But that is the last thing that looks ‘ahead of its time;’ a lot of the other elements, like the way the soldiers knowingly walk into gunfire or how they fall after being shot, makes this look extremely amateur and dated. On top of this, the color palette constantly changes throughout: this is because the film was believed to been lost for years and, when found, the copy was in terrible shape. So I cannot blame the film for the color distortion, but at the same time, it is quite distracting that scenes seconds apart differ in shades of black and white.

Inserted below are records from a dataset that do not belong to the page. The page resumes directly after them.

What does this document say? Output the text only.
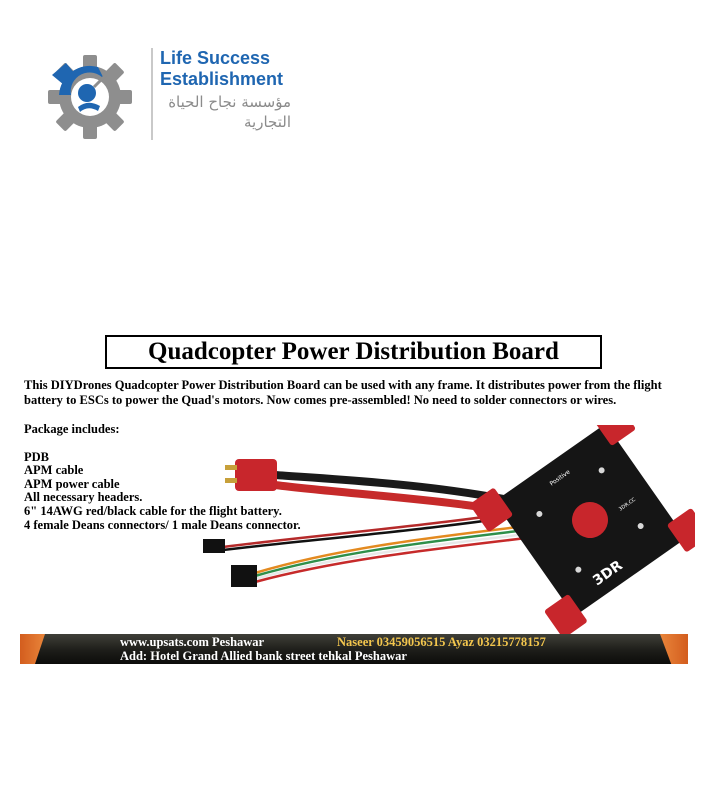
Life Success
Establishment
مؤسسة نجاح الحياة
التجارية
Quadcopter Power Distribution Board
This DIYDrones Quadcopter Power Distribution Board can be used with any frame. It distributes power from the flight battery to ESCs to power the Quad's motors. Now comes pre-assembled! No need to solder connectors or wires.
Package includes:
PDB
APM cable
APM power cable
All necessary headers.
6" 14AWG red/black cable for the flight battery.
4 female Deans connectors/ 1 male Deans connector.
Positive
3DR
3DR.CC
www.upsats.com Peshawar	Naseer 03459056515 Ayaz 03215778157
Add: Hotel Grand Allied bank street tehkal Peshawar
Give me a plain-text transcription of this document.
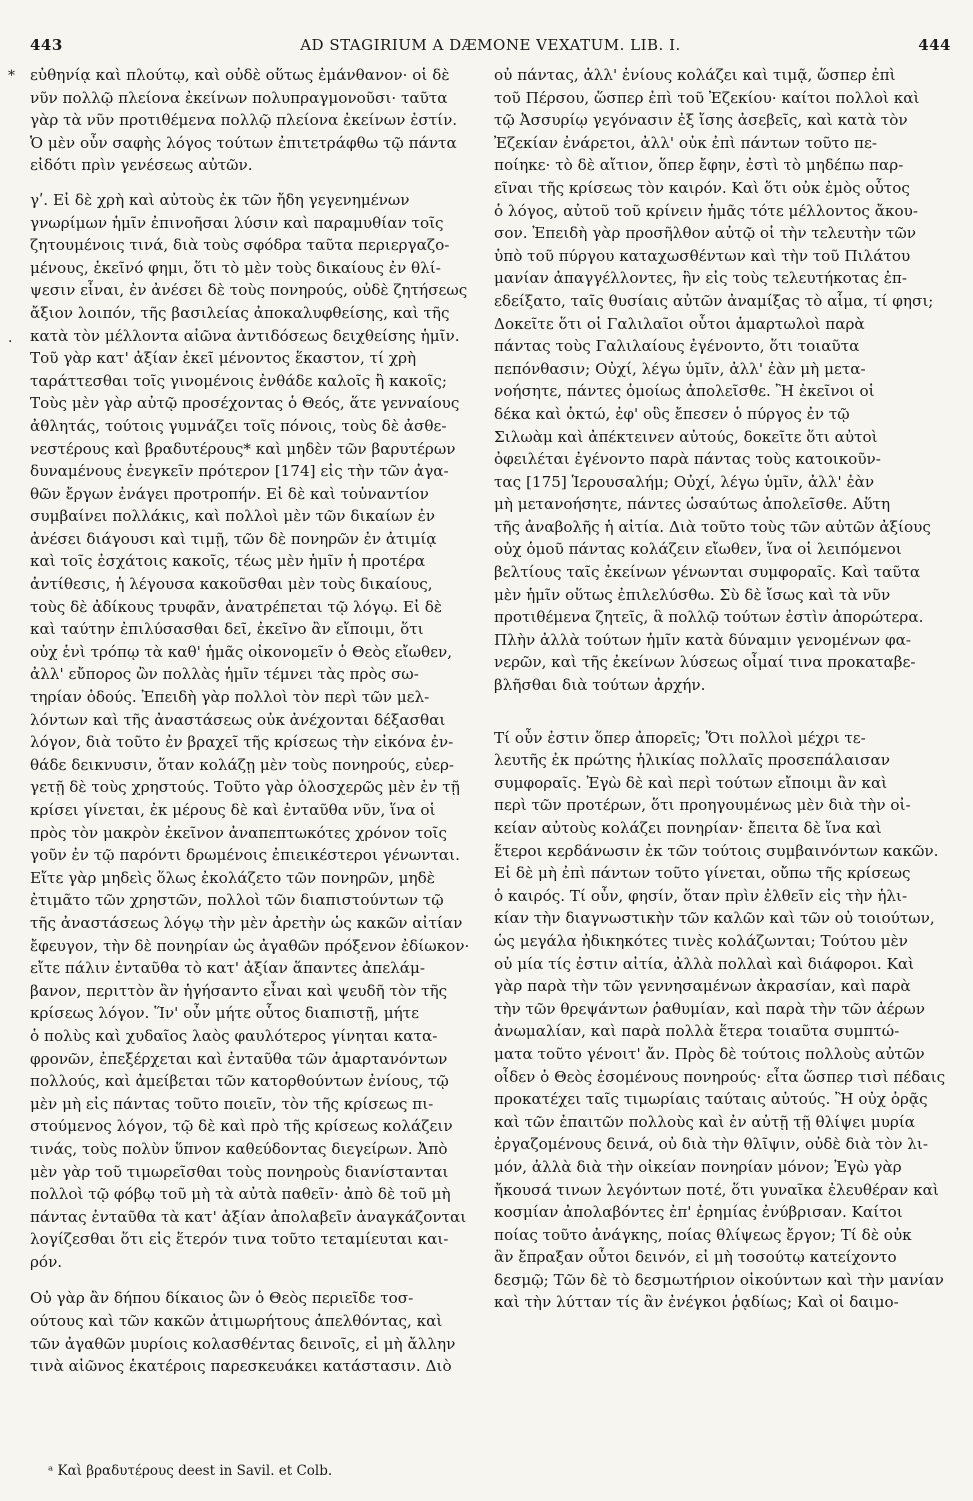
443	AD STAGIRIUM A DÆMONE VEXATUM. LIB. I.	444
*
.
εὐθηνίᾳ καὶ πλούτῳ, καὶ οὐδὲ οὕτως ἐμάνθανον· οἱ δὲ
νῦν πολλῷ πλείονα ἐκείνων πολυπραγμονοῦσι· ταῦτα
γὰρ τὰ νῦν προτιθέμενα πολλῷ πλείονα ἐκείνων ἐστίν.
Ὁ μὲν οὖν σαφὴς λόγος τούτων ἐπιτετράφθω τῷ πάντα
εἰδότι πρὶν γενέσεως αὐτῶν.
γʹ. Εἰ δὲ χρὴ καὶ αὐτοὺς ἐκ τῶν ἤδη γεγενημένων
γνωρίμων ἡμῖν ἐπινοῆσαι λύσιν καὶ παραμυθίαν τοῖς
ζητουμένοις τινά, διὰ τοὺς σφόδρα ταῦτα περιεργαζο-
μένους, ἐκεῖνό φημι, ὅτι τὸ μὲν τοὺς δικαίους ἐν θλί-
ψεσιν εἶναι, ἐν ἀνέσει δὲ τοὺς πονηρούς, οὐδὲ ζητήσεως
ἄξιον λοιπόν, τῆς βασιλείας ἀποκαλυφθείσης, καὶ τῆς
κατὰ τὸν μέλλοντα αἰῶνα ἀντιδόσεως δειχθείσης ἡμῖν.
Τοῦ γὰρ κατ' ἀξίαν ἐκεῖ μένοντος ἕκαστον, τί χρὴ
ταράττεσθαι τοῖς γινομένοις ἐνθάδε καλοῖς ἢ κακοῖς;
Τοὺς μὲν γὰρ αὐτῷ προσέχοντας ὁ Θεός, ἅτε γενναίους
ἀθλητάς, τούτοις γυμνάζει τοῖς πόνοις, τοὺς δὲ ἀσθε-
νεστέρους καὶ βραδυτέρους* καὶ μηδὲν τῶν βαρυτέρων
δυναμένους ἐνεγκεῖν πρότερον [174] εἰς τὴν τῶν ἀγα-
θῶν ἔργων ἐνάγει προτροπήν. Εἰ δὲ καὶ τοὐναντίον
συμβαίνει πολλάκις, καὶ πολλοὶ μὲν τῶν δικαίων ἐν
ἀνέσει διάγουσι καὶ τιμῇ, τῶν δὲ πονηρῶν ἐν ἀτιμίᾳ
καὶ τοῖς ἐσχάτοις κακοῖς, τέως μὲν ἡμῖν ἡ προτέρα
ἀντίθεσις, ἡ λέγουσα κακοῦσθαι μὲν τοὺς δικαίους,
τοὺς δὲ ἀδίκους τρυφᾶν, ἀνατρέπεται τῷ λόγῳ. Εἰ δὲ
καὶ ταύτην ἐπιλύσασθαι δεῖ, ἐκεῖνο ἂν εἴποιμι, ὅτι
οὐχ ἑνὶ τρόπῳ τὰ καθ' ἡμᾶς οἰκονομεῖν ὁ Θεὸς εἴωθεν,
ἀλλ' εὔπορος ὢν πολλὰς ἡμῖν τέμνει τὰς πρὸς σω-
τηρίαν ὁδούς. Ἐπειδὴ γὰρ πολλοὶ τὸν περὶ τῶν μελ-
λόντων καὶ τῆς ἀναστάσεως οὐκ ἀνέχονται δέξασθαι
λόγον, διὰ τοῦτο ἐν βραχεῖ τῆς κρίσεως τὴν εἰκόνα ἐν-
θάδε δεικνυσιν, ὅταν κολάζῃ μὲν τοὺς πονηρούς, εὐερ-
γετῇ δὲ τοὺς χρηστούς. Τοῦτο γὰρ ὁλοσχερῶς μὲν ἐν τῇ
κρίσει γίνεται, ἐκ μέρους δὲ καὶ ἐνταῦθα νῦν, ἵνα οἱ
πρὸς τὸν μακρὸν ἐκεῖνον ἀναπεπτωκότες χρόνον τοῖς
γοῦν ἐν τῷ παρόντι δρωμένοις ἐπιεικέστεροι γένωνται.
Εἴτε γὰρ μηδεὶς ὅλως ἐκολάζετο τῶν πονηρῶν, μηδὲ
ἐτιμᾶτο τῶν χρηστῶν, πολλοὶ τῶν διαπιστούντων τῷ
τῆς ἀναστάσεως λόγῳ τὴν μὲν ἀρετὴν ὡς κακῶν αἰτίαν
ἔφευγον, τὴν δὲ πονηρίαν ὡς ἀγαθῶν πρόξενον ἐδίωκον·
εἴτε πάλιν ἐνταῦθα τὸ κατ' ἀξίαν ἅπαντες ἀπελάμ-
βανον, περιττὸν ἂν ἡγήσαντο εἶναι καὶ ψευδῆ τὸν τῆς
κρίσεως λόγον. Ἵν' οὖν μήτε οὗτος διαπιστῇ, μήτε
ὁ πολὺς καὶ χυδαῖος λαὸς φαυλότερος γίνηται κατα-
φρονῶν, ἐπεξέρχεται καὶ ἐνταῦθα τῶν ἁμαρτανόντων
πολλούς, καὶ ἀμείβεται τῶν κατορθούντων ἐνίους, τῷ
μὲν μὴ εἰς πάντας τοῦτο ποιεῖν, τὸν τῆς κρίσεως πι-
στούμενος λόγον, τῷ δὲ καὶ πρὸ τῆς κρίσεως κολάζειν
τινάς, τοὺς πολὺν ὕπνον καθεύδοντας διεγείρων. Ἀπὸ
μὲν γὰρ τοῦ τιμωρεῖσθαι τοὺς πονηροὺς διανίστανται
πολλοὶ τῷ φόβῳ τοῦ μὴ τὰ αὐτὰ παθεῖν· ἀπὸ δὲ τοῦ μὴ
πάντας ἐνταῦθα τὰ κατ' ἀξίαν ἀπολαβεῖν ἀναγκάζονται
λογίζεσθαι ὅτι εἰς ἕτερόν τινα τοῦτο τεταμίευται και-
ρόν.
Οὐ γὰρ ἂν δήπου δίκαιος ὢν ὁ Θεὸς περιεῖδε τοσ-
ούτους καὶ τῶν κακῶν ἀτιμωρήτους ἀπελθόντας, καὶ
τῶν ἀγαθῶν μυρίοις κολασθέντας δεινοῖς, εἰ μὴ ἄλλην
τινὰ αἰῶνος ἑκατέροις παρεσκευάκει κατάστασιν. Διὸ
οὐ πάντας, ἀλλ' ἐνίους κολάζει καὶ τιμᾷ, ὥσπερ ἐπὶ
τοῦ Πέρσου, ὥσπερ ἐπὶ τοῦ Ἐζεκίου· καίτοι πολλοὶ καὶ
τῷ Ἀσσυρίῳ γεγόνασιν ἐξ ἴσης ἀσεβεῖς, καὶ κατὰ τὸν
Ἐζεκίαν ἐνάρετοι, ἀλλ' οὐκ ἐπὶ πάντων τοῦτο πε-
ποίηκε· τὸ δὲ αἴτιον, ὅπερ ἔφην, ἐστὶ τὸ μηδέπω παρ-
εῖναι τῆς κρίσεως τὸν καιρόν. Καὶ ὅτι οὐκ ἐμὸς οὗτος
ὁ λόγος, αὐτοῦ τοῦ κρίνειν ἡμᾶς τότε μέλλοντος ἄκου-
σον. Ἐπειδὴ γὰρ προσῆλθον αὐτῷ οἱ τὴν τελευτὴν τῶν
ὑπὸ τοῦ πύργου καταχωσθέντων καὶ τὴν τοῦ Πιλάτου
μανίαν ἀπαγγέλλοντες, ἣν εἰς τοὺς τελευτήκοτας ἐπ-
εδείξατο, ταῖς θυσίαις αὐτῶν ἀναμίξας τὸ αἷμα, τί φησι;
Δοκεῖτε ὅτι οἱ Γαλιλαῖοι οὗτοι ἁμαρτωλοὶ παρὰ
πάντας τοὺς Γαλιλαίους ἐγένοντο, ὅτι τοιαῦτα
πεπόνθασιν; Οὐχί, λέγω ὑμῖν, ἀλλ' ἐὰν μὴ μετα-
νοήσητε, πάντες ὁμοίως ἀπολεῖσθε. Ἢ ἐκεῖνοι οἱ
δέκα καὶ ὀκτώ, ἐφ' οὓς ἔπεσεν ὁ πύργος ἐν τῷ
Σιλωὰμ καὶ ἀπέκτεινεν αὐτούς, δοκεῖτε ὅτι αὐτοὶ
ὀφειλέται ἐγένοντο παρὰ πάντας τοὺς κατοικοῦν-
τας [175] Ἱερουσαλήμ; Οὐχί, λέγω ὑμῖν, ἀλλ' ἐὰν
μὴ μετανοήσητε, πάντες ὡσαύτως ἀπολεῖσθε. Αὕτη
τῆς ἀναβολῆς ἡ αἰτία. Διὰ τοῦτο τοὺς τῶν αὐτῶν ἀξίους
οὐχ ὁμοῦ πάντας κολάζειν εἴωθεν, ἵνα οἱ λειπόμενοι
βελτίους ταῖς ἐκείνων γένωνται συμφοραῖς. Καὶ ταῦτα
μὲν ἡμῖν οὕτως ἐπιλελύσθω. Σὺ δὲ ἴσως καὶ τὰ νῦν
προτιθέμενα ζητεῖς, ἃ πολλῷ τούτων ἐστὶν ἀπορώτερα.
Πλὴν ἀλλὰ τούτων ἡμῖν κατὰ δύναμιν γενομένων φα-
νερῶν, καὶ τῆς ἐκείνων λύσεως οἶμαί τινα προκαταβε-
βλῆσθαι διὰ τούτων ἀρχήν.
Τί οὖν ἐστιν ὅπερ ἀπορεῖς; Ὅτι πολλοὶ μέχρι τε-
λευτῆς ἐκ πρώτης ἡλικίας πολλαῖς προσεπάλαισαν
συμφοραῖς. Ἐγὼ δὲ καὶ περὶ τούτων εἴποιμι ἂν καὶ
περὶ τῶν προτέρων, ὅτι προηγουμένως μὲν διὰ τὴν οἰ-
κείαν αὐτοὺς κολάζει πονηρίαν· ἔπειτα δὲ ἵνα καὶ
ἕτεροι κερδάνωσιν ἐκ τῶν τούτοις συμβαινόντων κακῶν.
Εἰ δὲ μὴ ἐπὶ πάντων τοῦτο γίνεται, οὔπω τῆς κρίσεως
ὁ καιρός. Τί οὖν, φησίν, ὅταν πρὶν ἐλθεῖν εἰς τὴν ἡλι-
κίαν τὴν διαγνωστικὴν τῶν καλῶν καὶ τῶν οὐ τοιούτων,
ὡς μεγάλα ἠδικηκότες τινὲς κολάζωνται; Τούτου μὲν
οὐ μία τίς ἐστιν αἰτία, ἀλλὰ πολλαὶ καὶ διάφοροι. Καὶ
γὰρ παρὰ τὴν τῶν γεννησαμένων ἀκρασίαν, καὶ παρὰ
τὴν τῶν θρεψάντων ῥαθυμίαν, καὶ παρὰ τὴν τῶν ἀέρων
ἀνωμαλίαν, καὶ παρὰ πολλὰ ἕτερα τοιαῦτα συμπτώ-
ματα τοῦτο γένοιτ' ἄν. Πρὸς δὲ τούτοις πολλοὺς αὐτῶν
οἶδεν ὁ Θεὸς ἐσομένους πονηρούς· εἶτα ὥσπερ τισὶ πέδαις
προκατέχει ταῖς τιμωρίαις ταύταις αὐτούς. Ἢ οὐχ ὁρᾷς
καὶ τῶν ἐπαιτῶν πολλοὺς καὶ ἐν αὐτῇ τῇ θλίψει μυρία
ἐργαζομένους δεινά, οὐ διὰ τὴν θλῖψιν, οὐδὲ διὰ τὸν λι-
μόν, ἀλλὰ διὰ τὴν οἰκείαν πονηρίαν μόνον; Ἐγὼ γὰρ
ἤκουσά τινων λεγόντων ποτέ, ὅτι γυναῖκα ἐλευθέραν καὶ
κοσμίαν ἀπολαβόντες ἐπ' ἐρημίας ἐνύβρισαν. Καίτοι
ποίας τοῦτο ἀνάγκης, ποίας θλίψεως ἔργον; Τί δὲ οὐκ
ἂν ἔπραξαν οὗτοι δεινόν, εἰ μὴ τοσούτῳ κατείχοντο
δεσμῷ; Τῶν δὲ τὸ δεσμωτήριον οἰκούντων καὶ τὴν μανίαν
καὶ τὴν λύτταν τίς ἂν ἐνέγκοι ῥᾳδίως; Καὶ οἱ δαιμο-
ᵃ Καὶ βραδυτέρους deest in Savil. et Colb.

Last, certain scenes feel extremely dated: for instance, all the propaganda bits show the film’s age. Yes, there are propaganda modern movies, but they are not as blatant as a character in Wings who constantly makes his American flag tattoo wave. Also, certain scenes are weird and I am not sure why they are in the overall product. The biggest agitator is the bubbles scene, where the main character gets drunk and sees bubbles: I cannot tell if this is for laughs or if it means something, but the scene feels out of place when compared to the rest of this action epic.

Finally it is important to point out the extreme length. Wings is well over two hours and it could have been trimmed by thirty minutes. Yes, the dogfights are amazing to look at, but some of the ‘non-action’ scenes fall short and are overly long. But though it is long, the ending is worth the wait; while, the whole film remains ‘sort-of’ upbeat, the ending is a downright downer. Perhaps, the ending is a little predictable, but after watching countless modern movies with cope out happy endings, this sad ending is a nice surprise: so much so, that I could not help but respect the audacity of the filmmaker. And I do not mind happy endings; however, when a movie does not call for an upbeat ending, but it is forced in by extenuating circumstances, then the whole movie suffers. In the end, as much as this is an action and propaganda film, this is still about war. And the ending perfectly suits this 144-minute epic.

Again, this is not for everyone: the length makes it extremely hard to watch. However, if one gets past the ‘rough-patches,’ then he or she will see amazing aerial stunts that are absent in modern movies. In fact, I barely mentioned the actors because one sees this for the amazing practical effects and not the performances. Now, Wings should be seen if you are a film junkie that wants to see historically important motion pictures: but understand, if this did not win the first ever Best Picture, Wings would have been another movie forgotten over time. This is not even close to the top ten best silent films, but it must be respected for how it was filmed and what it achieved.